Type: Record<string, Record<string, unknown>> Per-policy parameter overrides. The outer key is the policy name; the inner keys are policy-specific. Each policy documents its available parameters in Built-in Policies. If a policy has parameters but you don’t specify them, the policy’s built-in defaults are used. Users who do not configure policyParams at all get identical behavior to previous versions. Unknown keys inside a policy’s params block are silently ignored at hook-fire time but flagged as warnings when you run failproofai policies.

customPoliciesPath

Type: string (absolute path) Path to a JavaScript file containing custom hook policies. This is set automatically by failproofai policies --install --custom <path> (the path is resolved to absolute before being stored). The file is loaded fresh on every hook event - there is no caching. See Custom Hooks for authoring details.

llm

Type: object (optional) LLM client configuration for policies that make AI calls. Not required for most setups.
{
  "llm": {
    "model": "claude-sonnet-4-6",
    "apiKey": "sk-ant-..."
  }
}

Managing configuration from the CLI

The policies --install and policies --uninstall commands write to Claude Code’s settings.json (the hook entry points), while policies-config.json is the file you manage directly. The two are separate:
  • settings.json - tells Claude Code to call failproofai --hook <event> on each tool use
  • policies-config.json - tells failproofai which policies to evaluate and with what params
You can edit policies-config.json directly at any time; changes take effect immediately on the next hook event with no restart needed.

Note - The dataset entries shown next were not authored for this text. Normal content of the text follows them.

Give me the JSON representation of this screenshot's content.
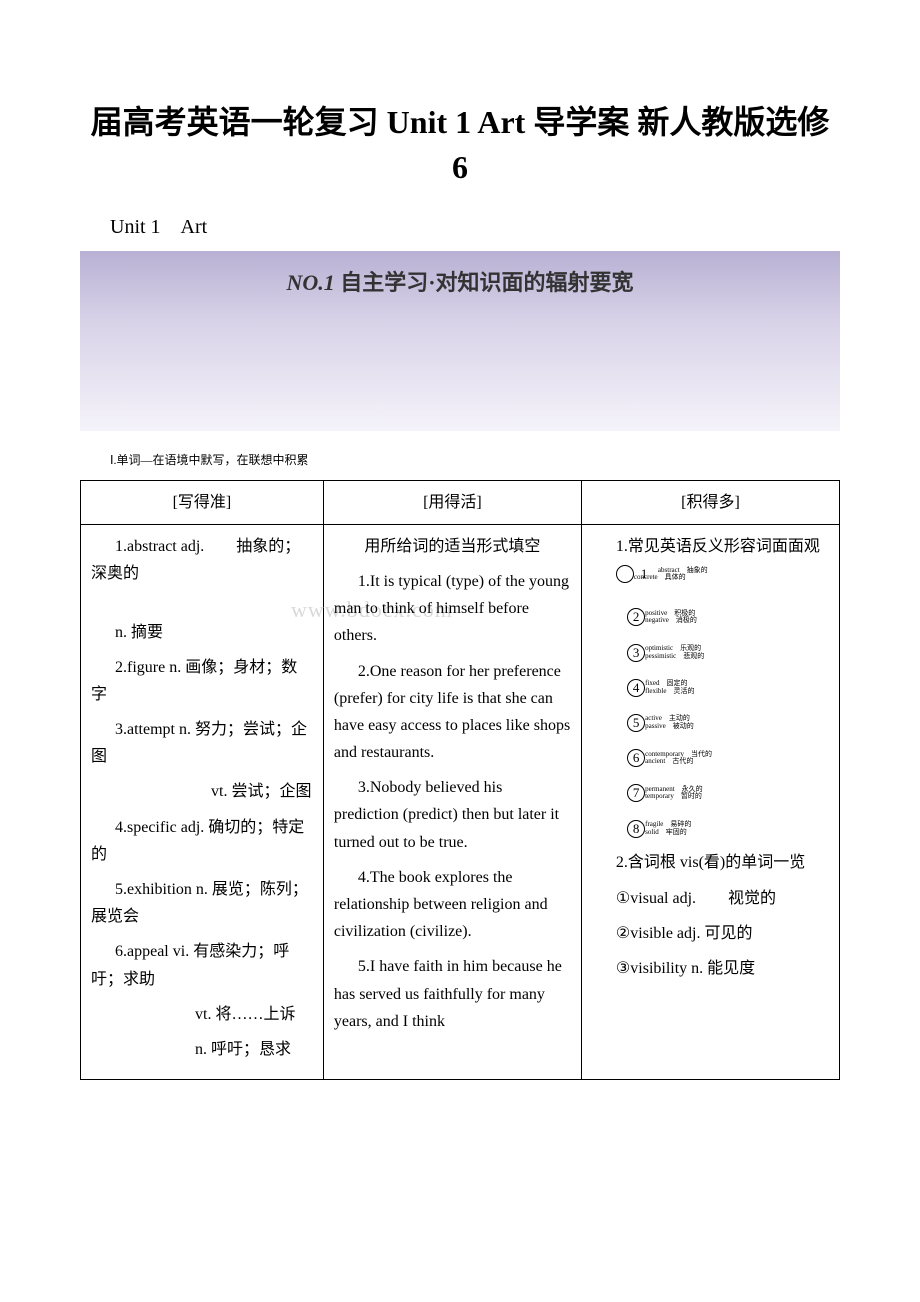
{
  "document": {
    "title": "届高考英语一轮复习 Unit 1 Art 导学案 新人教版选修 6",
    "subtitle": "Unit 1　Art",
    "banner_label": "NO.1",
    "banner_text": "自主学习·对知识面的辐射要宽",
    "section_label": "Ⅰ.单词—在语境中默写，在联想中积累",
    "watermark": "www.bdocx.com"
  },
  "table": {
    "headers": [
      "[写得准]",
      "[用得活]",
      "[积得多]"
    ],
    "col1": {
      "items": [
        "1.abstract adj.　　抽象的；深奥的",
        "n. 摘要",
        "2.figure n. 画像；身材；数字",
        "3.attempt n. 努力；尝试；企图",
        "　　　　　　vt. 尝试；企图",
        "4.specific adj. 确切的；特定的",
        "5.exhibition n. 展览；陈列；展览会",
        "6.appeal vi. 有感染力；呼吁；求助",
        "　　　　　vt. 将……上诉",
        "　　　　　n. 呼吁；恳求"
      ]
    },
    "col2": {
      "intro": "用所给词的适当形式填空",
      "items": [
        "1.It is typical (type) of the young man to think of himself before others.",
        "2.One reason for her preference (prefer) for city life is that she can have easy access to places like shops and restaurants.",
        "3.Nobody believed his prediction (predict) then but later it turned out to be true.",
        "4.The book explores the relationship between religion and civilization (civilize).",
        "5.I have faith in him because he has served us faithfully for many years, and I think"
      ]
    },
    "col3": {
      "heading1": "1.常见英语反义形容词面面观",
      "pairs": [
        {
          "num": "1",
          "a": "abstract",
          "b": "concrete",
          "ca": "抽象的",
          "cb": "具体的"
        },
        {
          "num": "2",
          "a": "positive",
          "b": "negative",
          "ca": "积极的",
          "cb": "消极的"
        },
        {
          "num": "3",
          "a": "optimistic",
          "b": "pessimistic",
          "ca": "乐观的",
          "cb": "悲观的"
        },
        {
          "num": "4",
          "a": "fixed",
          "b": "flexible",
          "ca": "固定的",
          "cb": "灵活的"
        },
        {
          "num": "5",
          "a": "active",
          "b": "passive",
          "ca": "主动的",
          "cb": "被动的"
        },
        {
          "num": "6",
          "a": "contemporary",
          "b": "ancient",
          "ca": "当代的",
          "cb": "古代的"
        },
        {
          "num": "7",
          "a": "permanent",
          "b": "temporary",
          "ca": "永久的",
          "cb": "暂时的"
        },
        {
          "num": "8",
          "a": "fragile",
          "b": "solid",
          "ca": "易碎的",
          "cb": "牢固的"
        }
      ],
      "heading2": "2.含词根 vis(看)的单词一览",
      "vis_items": [
        "①visual adj.　　视觉的",
        "②visible adj. 可见的",
        "③visibility n. 能见度"
      ]
    }
  }
}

Example: project-level config with team defaults

Commit .failproofai/policies-config.json to your repo:
{
  "enabledPolicies": [
    "block-sudo",
    "block-rm-rf",
    "block-push-master",
    "sanitize-api-keys",
    "block-env-files"
  ],
  "policyParams": {
    "block-push-master": {
      "protectedBranches": ["main", "release", "hotfix"]
    }
  }
}
Each developer can then create .failproofai/policies-config.local.json (gitignored) for personal overrides without affecting teammates.